We confirmed that human Treg injection inhibits skin inflammation and the influx of effector T cells. As a novel finding, we demonstrate that human Treg injection led to a reduction of IL-17-secreting cells while promoting a relative increase in immunosuppressive FOXP3+ Treg in the human skin, indicating active immune regulation in controlling the local proinflammatory response. Consistent with the local control (skin), systemically (splenocytes), we observed that Treg injection led to lower frequencies of IFN and IL-17A-expressing human T cells, while a trend towards enrichment of FOXP3+ Treg was observed.
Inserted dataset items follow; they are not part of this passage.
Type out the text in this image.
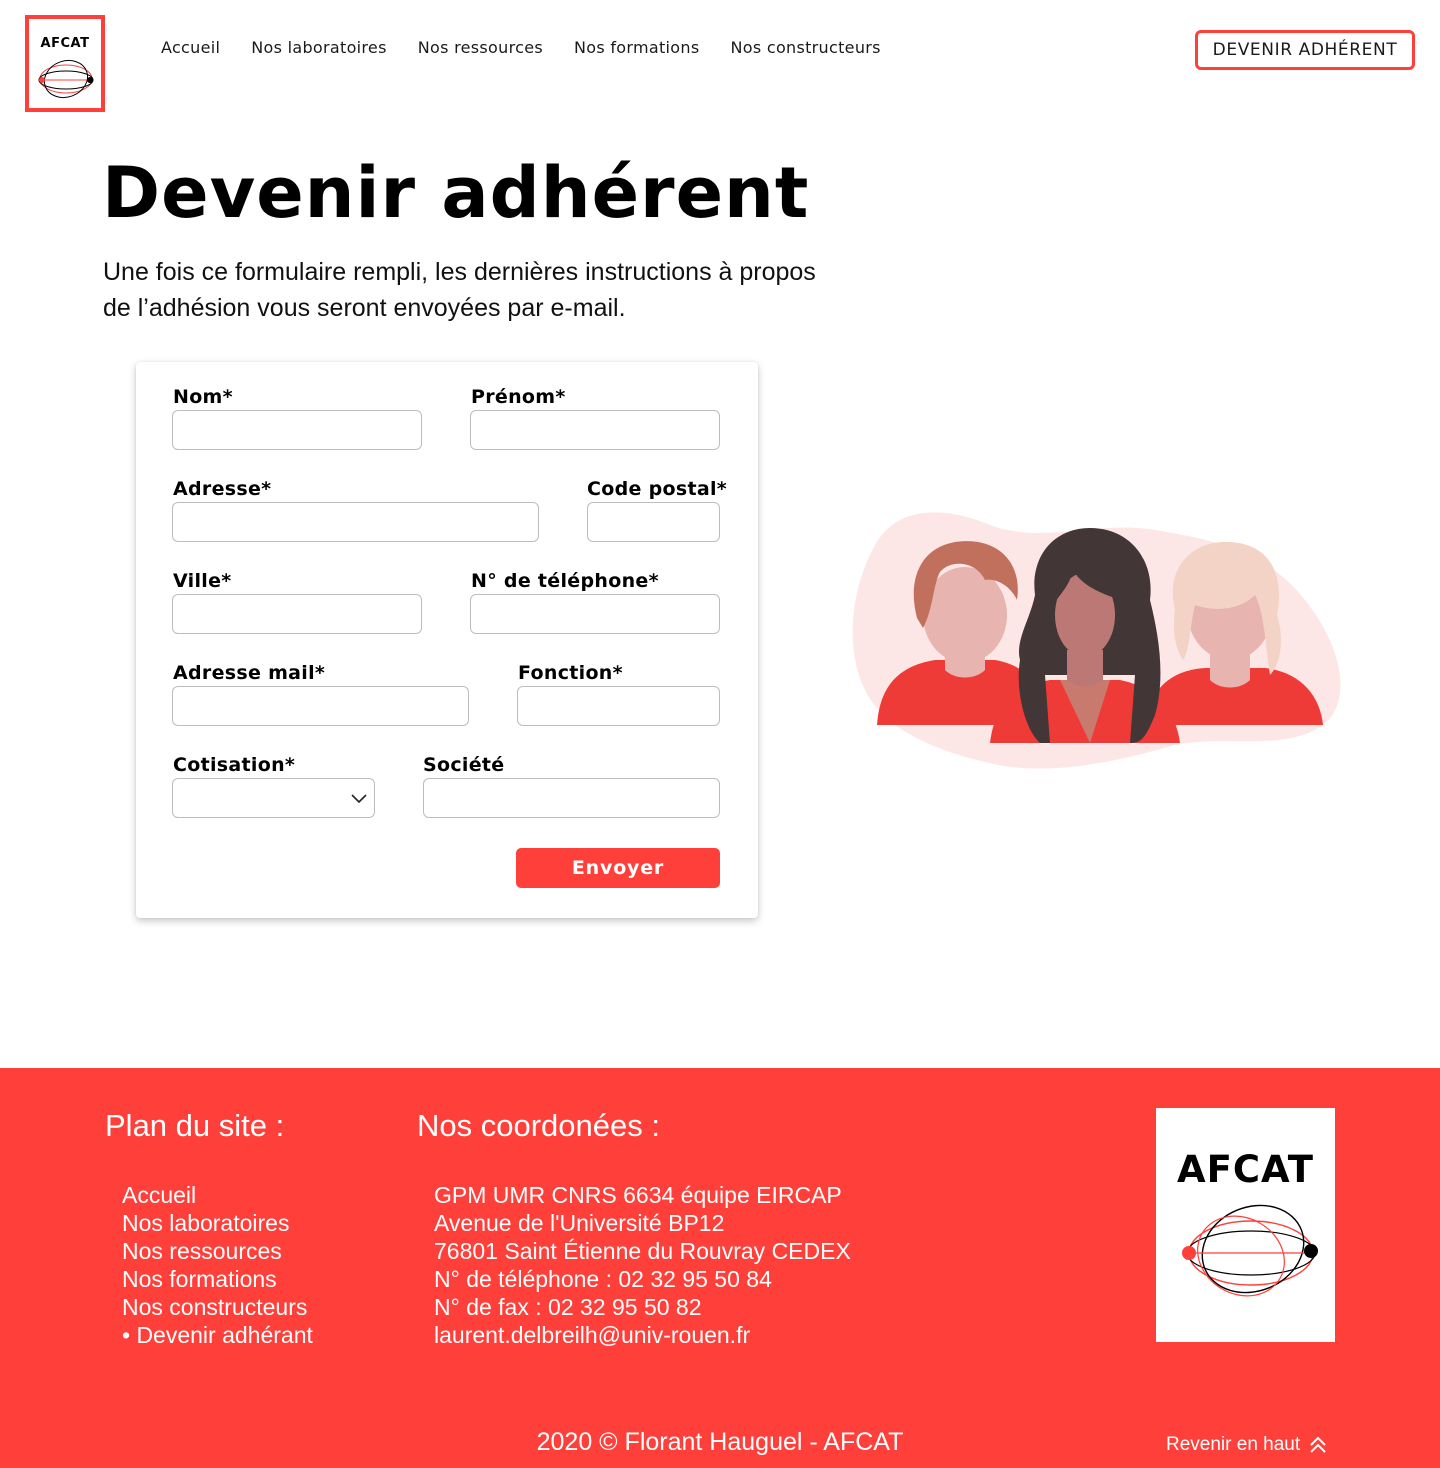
AFCAT	Accueil Nos laboratoires Nos ressources Nos formations Nos constructeurs	DEVENIR ADHÉRENT
Devenir adhérent
Une fois ce formulaire rempli, les dernières instructions à propos
de l’adhésion vous seront envoyées par e-mail.
Nom*	Prénom*
Adresse*	Code postal*
Ville*	N° de téléphone*
Adresse mail*	Fonction*
Cotisation*	Société
Envoyer
Plan du site :
Accueil
Nos laboratoires
Nos ressources
Nos formations
Nos constructeurs
• Devenir adhérant
Nos coordonées :
GPM UMR CNRS 6634 équipe EIRCAP
Avenue de l'Université BP12
76801 Saint Étienne du Rouvray CEDEX
N° de téléphone : 02 32 95 50 84
N° de fax : 02 32 95 50 82
laurent.delbreilh@univ-rouen.fr
AFCAT
2020 © Florant Hauguel - AFCAT	Revenir en haut
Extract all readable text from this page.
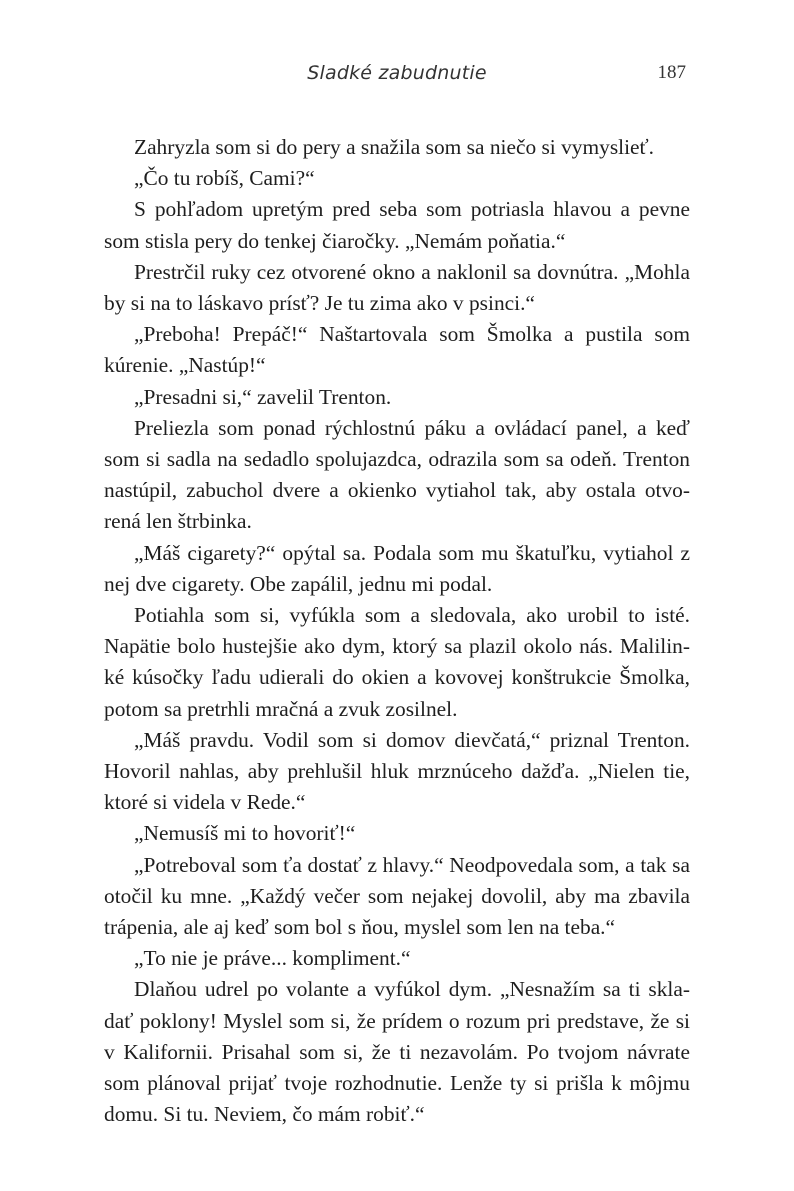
Sladké zabudnutie	187

Zahryzla som si do pery a snažila som sa niečo si vymyslieť.

„Čo tu robíš, Cami?“

S pohľadom upretým pred seba som potriasla hlavou a pevne som stisla pery do tenkej čiaročky. „Nemám poňatia.“

Prestrčil ruky cez otvorené okno a naklonil sa dovnútra. „Mohla by si na to láskavo prísť? Je tu zima ako v psinci.“

„Preboha! Prepáč!“ Naštartovala som Šmolka a pustila som kúrenie. „Nastúp!“

„Presadni si,“ zavelil Trenton.

Preliezla som ponad rýchlostnú páku a ovládací panel, a keď som si sadla na sedadlo spolujazdca, odrazila som sa odeň. Trenton nastúpil, zabuchol dvere a okienko vytiahol tak, aby ostala otvo- rená len štrbinka.

„Máš cigarety?“ opýtal sa. Podala som mu škatuľku, vytiahol z nej dve cigarety. Obe zapálil, jednu mi podal.

Potiahla som si, vyfúkla som a sledovala, ako urobil to isté. Napätie bolo hustejšie ako dym, ktorý sa plazil okolo nás. Malilin- ké kúsočky ľadu udierali do okien a kovovej konštrukcie Šmolka, potom sa pretrhli mračná a zvuk zosilnel.

„Máš pravdu. Vodil som si domov dievčatá,“ priznal Trenton. Hovoril nahlas, aby prehlušil hluk mrznúceho dažďa. „Nielen tie, ktoré si videla v Rede.“

„Nemusíš mi to hovoriť!“

„Potreboval som ťa dostať z hlavy.“ Neodpovedala som, a tak sa otočil ku mne. „Každý večer som nejakej dovolil, aby ma zbavila trápenia, ale aj keď som bol s ňou, myslel som len na teba.“

„To nie je práve... kompliment.“

Dlaňou udrel po volante a vyfúkol dym. „Nesnažím sa ti skla- dať poklony! Myslel som si, že prídem o rozum pri predstave, že si v Kalifornii. Prisahal som si, že ti nezavolám. Po tvojom návrate som plánoval prijať tvoje rozhodnutie. Lenže ty si prišla k môjmu domu. Si tu. Neviem, čo mám robiť.“
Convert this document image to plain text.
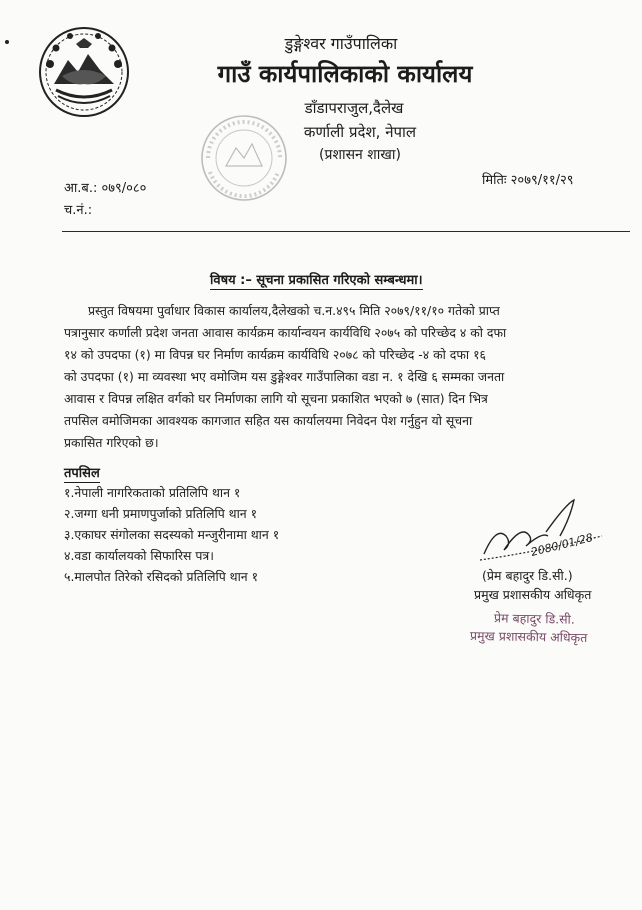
डुङ्गेश्वर गाउँपालिका
गाउँ कार्यपालिकाको कार्यालय
डाँडापराजुल,दैलेख
कर्णाली प्रदेश, नेपाल
(प्रशासन शाखा)
आ.ब.: ०७९/०८०
च.नं.:
मितिः २०७९/११/२९
विषय :– सूचना प्रकासित गरिएको सम्बन्धमा।
प्रस्तुत विषयमा पुर्वाधार विकास कार्यालय,दैलेखको च.न.४९५ मिति २०७९/११/१० गतेको प्राप्त
पत्रानुसार कर्णाली प्रदेश जनता आवास कार्यक्रम कार्यान्वयन कार्यविधि २०७५ को परिच्छेद ४ को दफा
१४ को उपदफा (१) मा विपन्न घर निर्माण कार्यक्रम कार्यविधि २०७८ को परिच्छेद -४ को दफा १६
को उपदफा (१) मा व्यवस्था भए वमोजिम यस डुङ्गेश्वर गाउँपालिका वडा न. १ देखि ६ सम्मका जनता
आवास र विपन्न लक्षित वर्गको घर निर्माणका लागि यो सूचना प्रकाशित भएको ७ (सात) दिन भित्र
तपसिल वमोजिमका आवश्यक कागजात सहित यस कार्यालयमा निवेदन पेश गर्नुहुन यो सूचना
प्रकासित गरिएको छ।
तपसिल
१.नेपाली नागरिकताको प्रतिलिपि थान १
२.जग्गा धनी प्रमाणपुर्जाको प्रतिलिपि थान १
३.एकाघर संगोलका सदस्यको मन्जुरीनामा थान १
४.वडा कार्यालयको सिफारिस पत्र।
५.मालपोत तिरेको रसिदको प्रतिलिपि थान १
2080/01/28
(प्रेम बहादुर डि.सी.)
प्रमुख प्रशासकीय अधिकृत
प्रेम बहादुर डि.सी.
प्रमुख प्रशासकीय अधिकृत
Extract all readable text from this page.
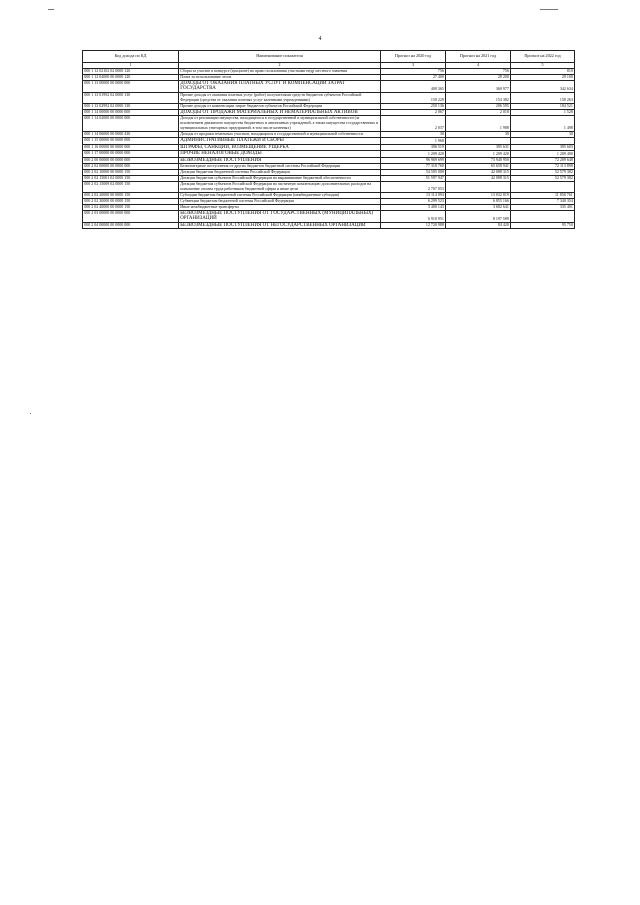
4
Код дохода по КД	Наименование показателя	Прогноз на 2020 год	Прогноз на 2021 год	Прогноз на 2022 год
1	2	3	4	5
000 1 12 02102 02 0000 120	Сборы за участие в конкурсе (аукционе) на право пользования участками недр местного значения	756	756	810
000 1 12 04000 00 0000 120	Плата за использование лесов	27 400	28 200	29 100
000 1 13 00000 00 0000 000	ДОХОДЫ ОТ ОКАЗАНИЯ ПЛАТНЫХ УСЛУГ И КОМПЕНСАЦИИ ЗАТРАТ ГОСУДАРСТВА	400 365	360 977	342 634
000 1 13 01992 02 0000 130	Прочие доходы от оказания платных услуг (работ) получателями средств бюджетов субъектов Российской Федерации (средства от оказания платных услуг казенными учреждениями)	150 229	154 382	158 263
000 1 13 02992 02 0000 130	Прочие доходы от компенсации затрат бюджетов субъектов Российской Федерации	250 136	206 595	184 521
000 1 14 00000 00 0000 000	ДОХОДЫ ОТ ПРОДАЖИ МАТЕРИАЛЬНЫХ И НЕМАТЕРИАЛЬНЫХ АКТИВОВ	2 067	2 018	1 528
000 1 14 02000 00 0000 000	Доходы от реализации имущества, находящегося в государственной и муниципальной собственности (за исключением движимого имущества бюджетных и автономных учреждений, а также имущества государственных и муниципальных унитарных предприятий, в том числе казенных)	2 037	1 988	1 498
000 1 14 06000 00 0000 430	Доходы от продажи земельных участков, находящихся в государственной и муниципальной собственности	30	30	30
000 1 15 00000 00 0000 000	АДМИНИСТРАТИВНЫЕ ПЛАТЕЖИ И СБОРЫ	1 968		
000 1 16 00000 00 0000 000	ШТРАФЫ, САНКЦИИ, ВОЗМЕЩЕНИЕ УЩЕРБА	396 519	395 631	395 603
000 1 17 00000 00 0000 000	ПРОЧИЕ НЕНАЛОГОВЫЕ ДОХОДЫ	1 209 420	1 209 420	1 209 400
000 2 00 00000 00 0000 000	БЕЗВОЗМЕЗДНЫЕ ПОСТУПЛЕНИЯ	96 969 699	73 940 950	72 209 648
000 2 02 00000 00 0000 000	Безвозмездные поступления от других бюджетов бюджетной системы Российской Федерации	77 318 760	65 658 941	72 113 898
000 2 02 10000 00 0000 150	Дотации бюджетам бюджетной системы Российской Федерации	54 505 000	42 088 315	52 579 382
000 2 02 15001 02 0000 150	Дотации бюджетам субъектов Российской Федерации на выравнивание бюджетной обеспеченности	51 597 947	42 088 315	52 579 382
000 2 02 15009 02 0000 150	Дотации бюджетам субъектов Российской Федерации на частичную компенсацию дополнительных расходов на повышение оплаты труда работников бюджетной сферы и иные цели	2 707 053		
000 2 02 20000 00 0000 150	Субсидии бюджетам бюджетной системы Российской Федерации (межбюджетные субсидии)	13 114 094	13 032 819	11 858 761
000 2 02 30000 00 0000 150	Субвенции бюджетам бюджетной системы Российской Федерации	6 299 523	6 855 166	7 340 354
000 2 02 40000 00 0000 150	Иные межбюджетные трансферты	3 400 143	3 682 641	335 401
000 2 03 00000 00 0000 000	БЕЗВОЗМЕЗДНЫЕ ПОСТУПЛЕНИЯ ОТ ГОСУДАРСТВЕННЫХ (МУНИЦИПАЛЬНЫХ) ОРГАНИЗАЦИЙ	6 910 951	8 197 589	
000 2 04 00000 00 0000 000	БЕЗВОЗМЕЗДНЫЕ ПОСТУПЛЕНИЯ ОТ НЕГОСУДАРСТВЕННЫХ ОРГАНИЗАЦИЙ	12 720 988	84 420	95 750
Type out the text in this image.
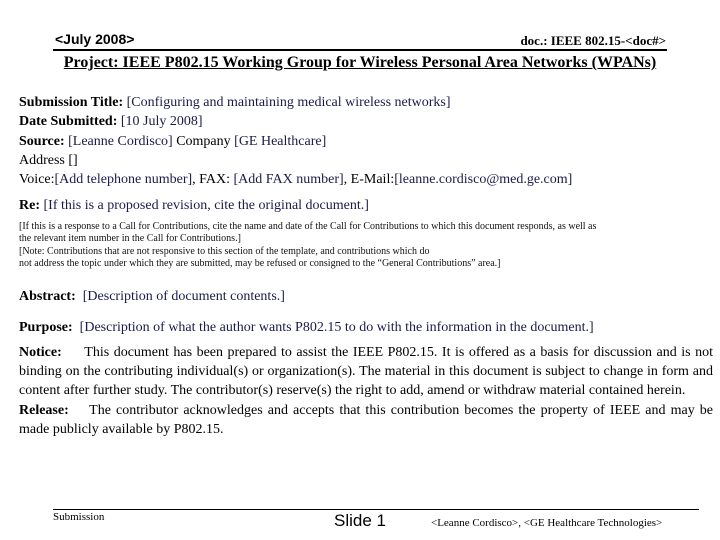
<July 2008>	doc.: IEEE 802.15-<doc#>
Project: IEEE P802.15 Working Group for Wireless Personal Area Networks (WPANs)
Submission Title: [Configuring and maintaining medical wireless networks]
Date Submitted: [10 July 2008]
Source: [Leanne Cordisco] Company [GE Healthcare]
Address []
Voice:[Add telephone number], FAX: [Add FAX number], E-Mail:[leanne.cordisco@med.ge.com]
Re: [If this is a proposed revision, cite the original document.]
[If this is a response to a Call for Contributions, cite the name and date of the Call for Contributions to which this document responds, as well as
the relevant item number in the Call for Contributions.]
[Note: Contributions that are not responsive to this section of the template, and contributions which do
not address the topic under which they are submitted, may be refused or consigned to the “General Contributions” area.]
Abstract: [Description of document contents.]
Purpose: [Description of what the author wants P802.15 to do with the information in the document.]
Notice: This document has been prepared to assist the IEEE P802.15. It is offered as a basis for discussion and is not binding on the contributing individual(s) or organization(s). The material in this document is subject to change in form and content after further study. The contributor(s) reserve(s) the right to add, amend or withdraw material contained herein.
Release: The contributor acknowledges and accepts that this contribution becomes the property of IEEE and may be made publicly available by P802.15.
Submission	Slide 1	<Leanne Cordisco>, <GE Healthcare Technologies>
Taken together, we demonstrate that inhibition of skin inflammation by Treg infusion, next to a reduction of infiltrating effector T cells, is mediated by restoring both the local and systemic balance between cytokine-producing effector T cells and immunoregulatory T cells. This work furthers our understanding of Treg-based immunotherapy.
最近使用调节性 T 细胞(Treg)的临床试验支持 Treg 为基础的疗法在移植和自身炎症性疾病中的治疗潜力。尽管取得了这些临床成功,但 Treg 对炎症组织的影响,以及它们对免疫效应功能的影响,仍知之甚少。因此,我们在此使用人类皮肤炎症的人源化小鼠模型(huPBL-SCID-huSkin)评估了人类 Treg 注射对皮肤炎症过程的影响。
SCID beige 小鼠接受人皮肤移植,然后腹腔内(IP)注射 20-40×10 异体人 PBMC。这通常会导致人类皮肤炎症,表现为表皮增厚(角化过度)和真皮炎症标志物的变化,如抗菌肽 hBD2 和表皮屏障细胞角蛋白 K10 和 K16,以及真皮中的 T 细胞浸润。腹腔内输注扩增的人类 Treg。通过免疫组织化学和流式细胞术分析人类皮肤炎症和全身免疫反应。
我们证实,人类 Treg 注射可抑制皮肤炎症和效应 T 细胞的浸润。作为一个新的发现,我们证明人类 Treg 注射导致 IL-17 分泌细胞减少,同时促进人类皮肤中免疫抑制性 FOXP3+Treg 的相对增加,表明在控制局部促炎反应中存在主动免疫调节。与局部控制(皮肤)一致,系统(脾细胞),我们观察到 Treg 注射导致表达 IFN 和 IL-17A 的人类 T 细胞频率降低,而 FOXP3+Treg 呈富集趋势。
综上所述,我们证明 Treg 输注抑制皮肤炎症,除了减少浸润的效应 T 细胞外,还通过恢复细胞因子产生效应 T 细胞和免疫调节 T 细胞之间的局部和全身平衡来介导。这项工作加深了我们对 Treg 为基础免疫疗法的理解。